One agent I recently submitted my second novel to replied that he had LOVED my first book, that it was on the bookshelves of most of his friends and was considered a must-read by his circle of social associates. Oh, and he was passing on representing the sequel because "No one's buying satirical comic novels."
Another agent kept the manuscript for 8 months before passing on it, ("I can't sell a satirical, comic novel." again.) and suggesting that I write a Gay Romance Novel. Now no one on earth could have read my manuscript, which is cynical and and about as anti-romantic as you can get, and think I could even stand to read, let alone write, a romance novel. She hadn't read my manuscript at all. One of her assistants had.
From agent after agent I got the same message: we are only interested in representing books we can sell without effort. If we actually have to EARN our commissions, if we have to WORK to sell a book, no thanks.
But the first time I tried submitting it to a publisher without an agent, although they passed on buying it, they did say, "We love your writing. Would you write such-and-such for us?" I did, and that book comes out in September, sans agent.
I might add that I've had a play produced in Los Angeles a few years back, also sans agent, and this wasn't just a reading; it was a full production.
Wow.
I LOVE my agent. I guess I'm really lucky. I contacted her when I already had a novel contract, and we talked and got on (mutually agreeing to leave the poetry out of it - like she said, "we don't do poetry"), and she took me on.
She means I never have to have those nasty conversations with publishers about getting more money. She gets me more money. She looks after me. She represents my interests with the tenacity of a bull terrier. Life would be hell without her. What more can I say?
I just turned 26. Do I... do I go ahead and buy a gun?
Do what all american writers do, who can't get produced at home: try and get a british agent and get the play produced in London. You must have got friends who can help you out?
My experience looking for an agent was extremely enjoyable. It went like this:
I had recently been selected as a Top Ten director for Project Greenlight and thought, "Hey, I'll give this cold call agent thing a shot". The first agent I spoke with was someone I had a distant working relationship with so it couldn't possibly go wrong.
I asked if she knew anyone I could talk with that was geared towards people at my stage (nonexistent career stage). "No." After a little back and forth, the conversation finally ended with, "top 10 in project greenlight ain't getting the greenlight. Bye bye." And then she hung up.
I felt very good after that call and still don't have an agent. And my career is at the same stage it was a few years back.
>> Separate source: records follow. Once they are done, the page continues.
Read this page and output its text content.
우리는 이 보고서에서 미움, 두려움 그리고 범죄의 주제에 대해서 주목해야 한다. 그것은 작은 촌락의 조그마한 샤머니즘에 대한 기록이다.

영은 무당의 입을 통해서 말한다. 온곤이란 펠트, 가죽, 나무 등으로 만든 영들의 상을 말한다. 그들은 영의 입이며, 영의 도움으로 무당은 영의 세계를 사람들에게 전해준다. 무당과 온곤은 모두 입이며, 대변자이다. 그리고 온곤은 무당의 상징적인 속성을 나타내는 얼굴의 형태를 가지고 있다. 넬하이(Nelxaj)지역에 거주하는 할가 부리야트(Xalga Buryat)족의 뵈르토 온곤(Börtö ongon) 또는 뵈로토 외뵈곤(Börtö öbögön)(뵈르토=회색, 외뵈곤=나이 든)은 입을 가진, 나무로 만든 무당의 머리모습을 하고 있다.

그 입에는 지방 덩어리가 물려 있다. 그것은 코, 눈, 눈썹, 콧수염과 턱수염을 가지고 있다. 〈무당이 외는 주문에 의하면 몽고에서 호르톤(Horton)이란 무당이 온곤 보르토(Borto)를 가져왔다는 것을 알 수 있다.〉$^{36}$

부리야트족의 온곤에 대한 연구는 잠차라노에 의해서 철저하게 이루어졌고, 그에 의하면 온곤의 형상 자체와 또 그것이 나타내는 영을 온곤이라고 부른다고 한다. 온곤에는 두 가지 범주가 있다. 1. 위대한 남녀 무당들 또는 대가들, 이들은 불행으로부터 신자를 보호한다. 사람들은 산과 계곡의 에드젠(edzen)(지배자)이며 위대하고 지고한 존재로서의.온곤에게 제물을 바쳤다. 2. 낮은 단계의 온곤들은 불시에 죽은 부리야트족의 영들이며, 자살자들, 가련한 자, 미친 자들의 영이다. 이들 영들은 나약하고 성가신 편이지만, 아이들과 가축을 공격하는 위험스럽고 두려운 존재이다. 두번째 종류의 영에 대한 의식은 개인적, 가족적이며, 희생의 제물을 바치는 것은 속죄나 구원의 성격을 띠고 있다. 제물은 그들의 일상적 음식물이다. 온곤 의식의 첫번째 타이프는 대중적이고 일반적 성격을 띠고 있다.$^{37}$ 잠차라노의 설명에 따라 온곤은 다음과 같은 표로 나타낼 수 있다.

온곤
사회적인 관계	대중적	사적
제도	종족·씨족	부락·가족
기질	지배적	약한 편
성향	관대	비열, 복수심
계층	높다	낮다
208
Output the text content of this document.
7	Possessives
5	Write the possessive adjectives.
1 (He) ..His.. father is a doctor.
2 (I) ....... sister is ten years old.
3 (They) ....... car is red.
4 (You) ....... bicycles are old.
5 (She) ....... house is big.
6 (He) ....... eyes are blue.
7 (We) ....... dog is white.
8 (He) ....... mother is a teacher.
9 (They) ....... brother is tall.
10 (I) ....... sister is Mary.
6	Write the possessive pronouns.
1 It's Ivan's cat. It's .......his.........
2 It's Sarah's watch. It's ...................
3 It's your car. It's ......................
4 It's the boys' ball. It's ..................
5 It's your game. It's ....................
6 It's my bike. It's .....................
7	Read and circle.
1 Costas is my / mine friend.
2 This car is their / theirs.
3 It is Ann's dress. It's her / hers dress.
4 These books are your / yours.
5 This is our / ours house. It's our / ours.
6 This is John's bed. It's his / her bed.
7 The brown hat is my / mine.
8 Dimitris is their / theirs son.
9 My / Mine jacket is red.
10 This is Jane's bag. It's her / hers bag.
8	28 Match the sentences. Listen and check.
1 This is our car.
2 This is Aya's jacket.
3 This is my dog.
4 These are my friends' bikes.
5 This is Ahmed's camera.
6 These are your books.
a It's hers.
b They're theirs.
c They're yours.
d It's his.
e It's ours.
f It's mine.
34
Sweet!
One of my favourite theater blogs is this one:
http://playgoer.blogspot.com/
ken,
the hell with beth b. and abrams a. aren't you with icm for film and tv since they merged with broder? they have (very small but still) a theater dept. who rep playwrights in ny. perhaps you already knew this and explored that avenue, but if you haven't, take it up with your people out here and maybe see what they have to say.